- Film poster
- Directed by: Mathieu Denis
- Written by: Mathieu Denis
- Produced by: Félize Frappier
- Starring: Anthony Therrien; Antoine L'Écuyer; Karelle Tremblay; Tony Nardi; Marie Brassard;
- Cinematography: Steve Asselin
- Edited by: Nicolas Roy
- Music by: Olivier Alary
- Production company: Max Films Média
- Distributed by: Les Films Christal / Les Films Séville
- Release date: 17 April 2015 (Canada);
- Running time: 119 minutes
- Country: Canada
- Language: French
- Budget: C$4.1 million

= Corbo =

Corbo is a 2014 Canadian drama film written and directed by Mathieu Denis. Based on the life of Jean Corbo, the film follows his involvement with the Front de libération du Québec.
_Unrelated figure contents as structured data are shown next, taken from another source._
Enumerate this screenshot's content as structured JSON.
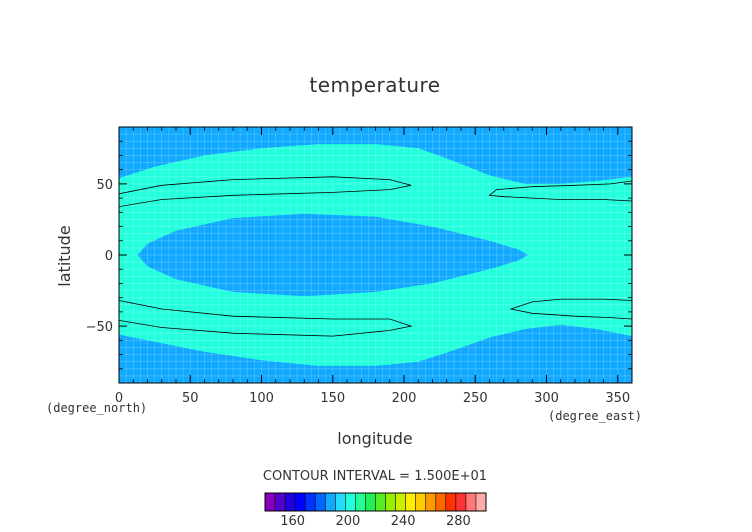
{
  "chart_data": {
    "type": "heatmap",
    "title": "temperature",
    "xlabel": "longitude",
    "ylabel": "latitude",
    "x_unit": "(degree_east)",
    "y_unit": "(degree_north)",
    "xlim": [
      0,
      360
    ],
    "ylim": [
      -90,
      90
    ],
    "x_ticks": [
      0,
      50,
      100,
      150,
      200,
      250,
      300,
      350
    ],
    "y_ticks": [
      -50,
      0,
      50
    ],
    "grid": true,
    "contour_interval_text": "CONTOUR INTERVAL = 1.500E+01",
    "fill_levels": [
      {
        "range": [
          190,
          205
        ],
        "color": "#11a9ff"
      },
      {
        "range": [
          205,
          220
        ],
        "color": "#22ffdd"
      }
    ],
    "colorbar": {
      "ticks": [
        160,
        200,
        240,
        280
      ],
      "min": 140,
      "max": 300,
      "colors": [
        "#8800bb",
        "#5500cc",
        "#2200dd",
        "#0000ff",
        "#0033ff",
        "#0066ff",
        "#11a9ff",
        "#22ddff",
        "#22ffdd",
        "#22ff99",
        "#22ee55",
        "#55ee22",
        "#99ee00",
        "#ccee00",
        "#ffee00",
        "#ffcc00",
        "#ff9900",
        "#ff6600",
        "#ff3300",
        "#ff3333",
        "#ff7777",
        "#ffaaaa"
      ]
    }
  }
}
It premiered at the 2014 Toronto International Film Festival and was included in Canada’s Top Ten in 2014. The film received several nominations at the Canadian Screen Awards and the Jutra Awards.

== Synopsis ==
Based on a true story, the film follows Giovanni (Jean) Corbo, the teenage son of Italian immigrant Nicola Corbo and his French-Canadian wife Mignonne, who becomes involved with the Front de libération du Québec after a chance meeting with two young activists, Julie and François.

==Cast==
The cast includes:

- Anthony Therrien as Jean Corbo
- Tony Nardi as Nicola Corbo
- Karelle Tremblay as Julie
- Antoine L'Écuyer as François
- Marie Brassard as Mignonne Corbo
- Jean-François Pronovost as Jean’s brother
- Dino Tavarone as Achille Corbo
- Francis Ducharme as Mathieu
- Simon Pigeon as Jacques
- Maxime Mailloux as Alain
- Laurent-Christophe De Ruelle as Louis
- Jean-François Poulin as Robert
- Stéphane Demers as Professeur Lacasse

== Production ==
The film was written and directed by Mathieu Denis and produced by Félize Frappier. Filming took place in Montreal and the surrounding area from 3 September to mid-October 2013. The film had an approximate budget of C$4.1 million.

==Release==
The film had its world premiere at the 2014 Toronto International Film Festival, where it was shown in the Discovery section. It was released in theatres on 17 April 2015.

== Reception ==

=== Awards and nominations ===
The film received three Canadian Screen Award nominations at the 4th Canadian Screen Awards in 2016: Best Motion Picture, Best Supporting Actor for Tony Nardi, and Best Costume Design for Judy Jonker. It also received ten Jutra Award nominations at the 18th Jutra Awards, and was shortlisted for the Prix collégial du cinéma québécois in 2016.

=== Critical response ===
The Hollywood Reporter wrote that the film had a “slightly airless quality”, and that the “fervor” needed to explain Corbo’s move from distributing FLQ newspapers to involvement in the group’s violent actions was “largely undetectable”. The review called Steve Asselin’s cinematography “a standout”. The Film Stage called the film “beautifully shot” and “brilliantly acted”, and wrote that its gradual pace increased the story’s “emotionality and tragedy”.

== Festival screenings ==
In 2014, the film was screened at the Atlantic Film Festival, the Vancouver International Film Festival, the International Film Festival of India in Goa, and the Windsor International Film Festival, and was included in Canada’s Top Ten. In 2015, it screened in the Generation section of the Berlin International Film Festival.